Infused Rapeseed Oil Shortbread
These delicious and easy-to-make biscuits are great to bake with children as they can be on the table in less than 30 minutes. Experiment with all sorts of flavours by using different oils.
This recipe features in the Chilterns Recipe Book (available via chilternsrecipebook.co.uk and many local shops). The book celebrates the best independent food and drink across the region plus the stories of the people who lovingly make them along with great days out, walks and where to eat out.
The recipe itself comes from award-winning Chiltern Cold Pressed Oil.
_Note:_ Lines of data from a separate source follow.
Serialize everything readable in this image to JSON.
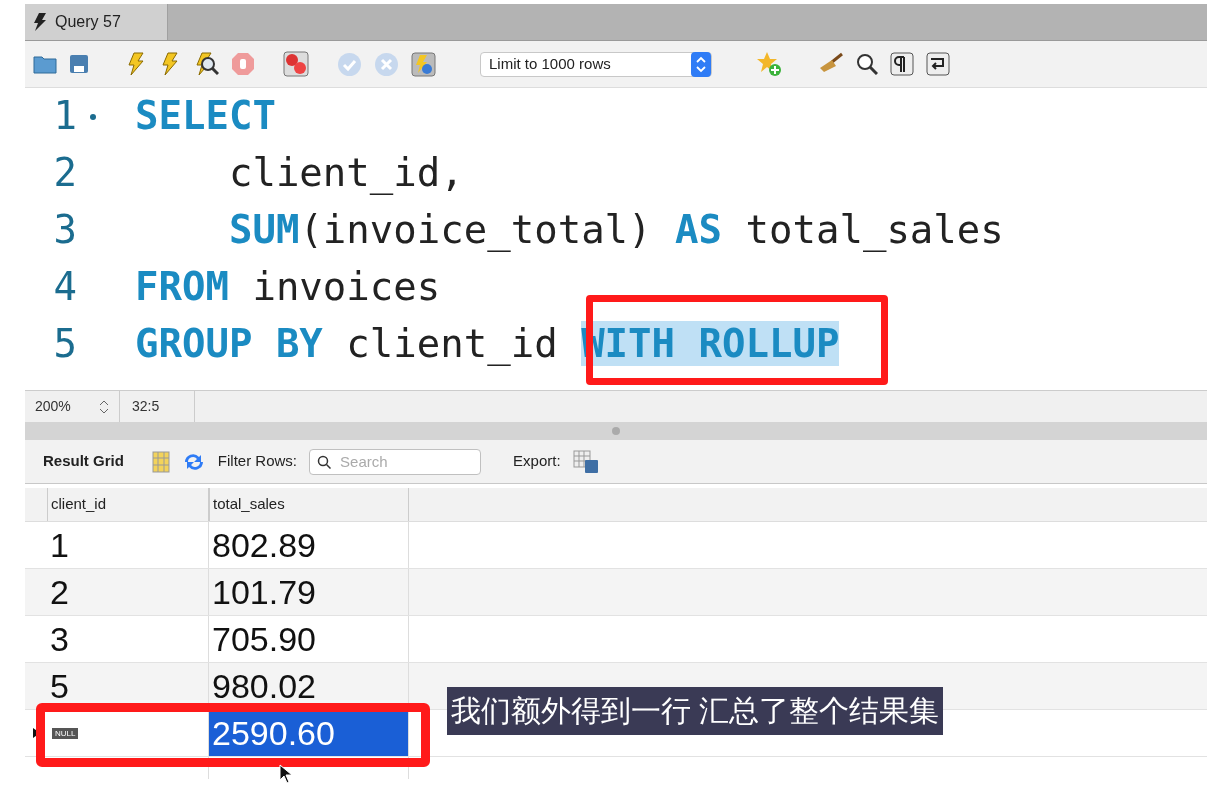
{
  "tab": {
    "title": "Query 57"
  },
  "toolbar": {
    "limit_select": "Limit to 1000 rows"
  },
  "editor": {
    "lines": [
      {
        "number": "1",
        "marked": true,
        "tokens": [
          {
            "text": "SELECT",
            "kind": "keyword",
            "selected": false
          }
        ]
      },
      {
        "number": "2",
        "marked": false,
        "tokens": [
          {
            "text": "    client_id,",
            "kind": "plain",
            "selected": false
          }
        ]
      },
      {
        "number": "3",
        "marked": false,
        "tokens": [
          {
            "text": "    SUM",
            "kind": "keyword",
            "selected": false
          },
          {
            "text": "(invoice_total) ",
            "kind": "plain",
            "selected": false
          },
          {
            "text": "AS",
            "kind": "keyword",
            "selected": false
          },
          {
            "text": " total_sales",
            "kind": "plain",
            "selected": false
          }
        ]
      },
      {
        "number": "4",
        "marked": false,
        "tokens": [
          {
            "text": "FROM",
            "kind": "keyword",
            "selected": false
          },
          {
            "text": " invoices",
            "kind": "plain",
            "selected": false
          }
        ]
      },
      {
        "number": "5",
        "marked": false,
        "tokens": [
          {
            "text": "GROUP BY",
            "kind": "keyword",
            "selected": false
          },
          {
            "text": " client_id ",
            "kind": "plain",
            "selected": false
          },
          {
            "text": "WITH ROLLUP",
            "kind": "keyword",
            "selected": true
          }
        ]
      }
    ]
  },
  "status_bar": {
    "zoom": "200%",
    "cursor": "32:5"
  },
  "result_toolbar": {
    "title": "Result Grid",
    "filter_label": "Filter Rows:",
    "search_placeholder": "Search",
    "export_label": "Export:"
  },
  "table": {
    "columns": [
      "client_id",
      "total_sales"
    ],
    "rows": [
      {
        "current": false,
        "cells": [
          {
            "kind": "text",
            "text": "1",
            "selected": false
          },
          {
            "kind": "text",
            "text": "802.89",
            "selected": false
          }
        ]
      },
      {
        "current": false,
        "cells": [
          {
            "kind": "text",
            "text": "2",
            "selected": false
          },
          {
            "kind": "text",
            "text": "101.79",
            "selected": false
          }
        ]
      },
      {
        "current": false,
        "cells": [
          {
            "kind": "text",
            "text": "3",
            "selected": false
          },
          {
            "kind": "text",
            "text": "705.90",
            "selected": false
          }
        ]
      },
      {
        "current": false,
        "cells": [
          {
            "kind": "text",
            "text": "5",
            "selected": false
          },
          {
            "kind": "text",
            "text": "980.02",
            "selected": false
          }
        ]
      },
      {
        "current": true,
        "cells": [
          {
            "kind": "null",
            "text": "NULL",
            "selected": false
          },
          {
            "kind": "text",
            "text": "2590.60",
            "selected": true
          }
        ]
      }
    ]
  },
  "caption": "我们额外得到一行 汇总了整个结果集"
}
The rapeseed is grown, pressed and bottled as oil at PE Mead & Sons Farmshop at Wilstone, near Tring – well worth a visit for the excellent farm shop and Farmhouse Kitchen.
- 250g flour
- 125g caster sugar
- 85ml Chiltern Cold Pressed Rapeseed Oil
- Pinch of salt
- 40ml Chiltern Cold Pressed Infused Rapeseed Oil. We recommend using either rosemary, lemon or orange or substitute with 10ml of chilli oil for a subtle kick!
- Preheat the oven to 180°C (160°C fan, gas mark 3).
- Grease a baking tray.
- Sieve the flour, sugar and salt into a bowl.
- Make a well in the middle and pour in the two oils.
- Combine with a knife until a loose crumbly dough forms.
- Press into the baking tray and place in the oven for 15-20 minutes until it begins to turn golden.
- Cut into 16 pieces.
- Allow to cool in the baking tray before removing and enjoying.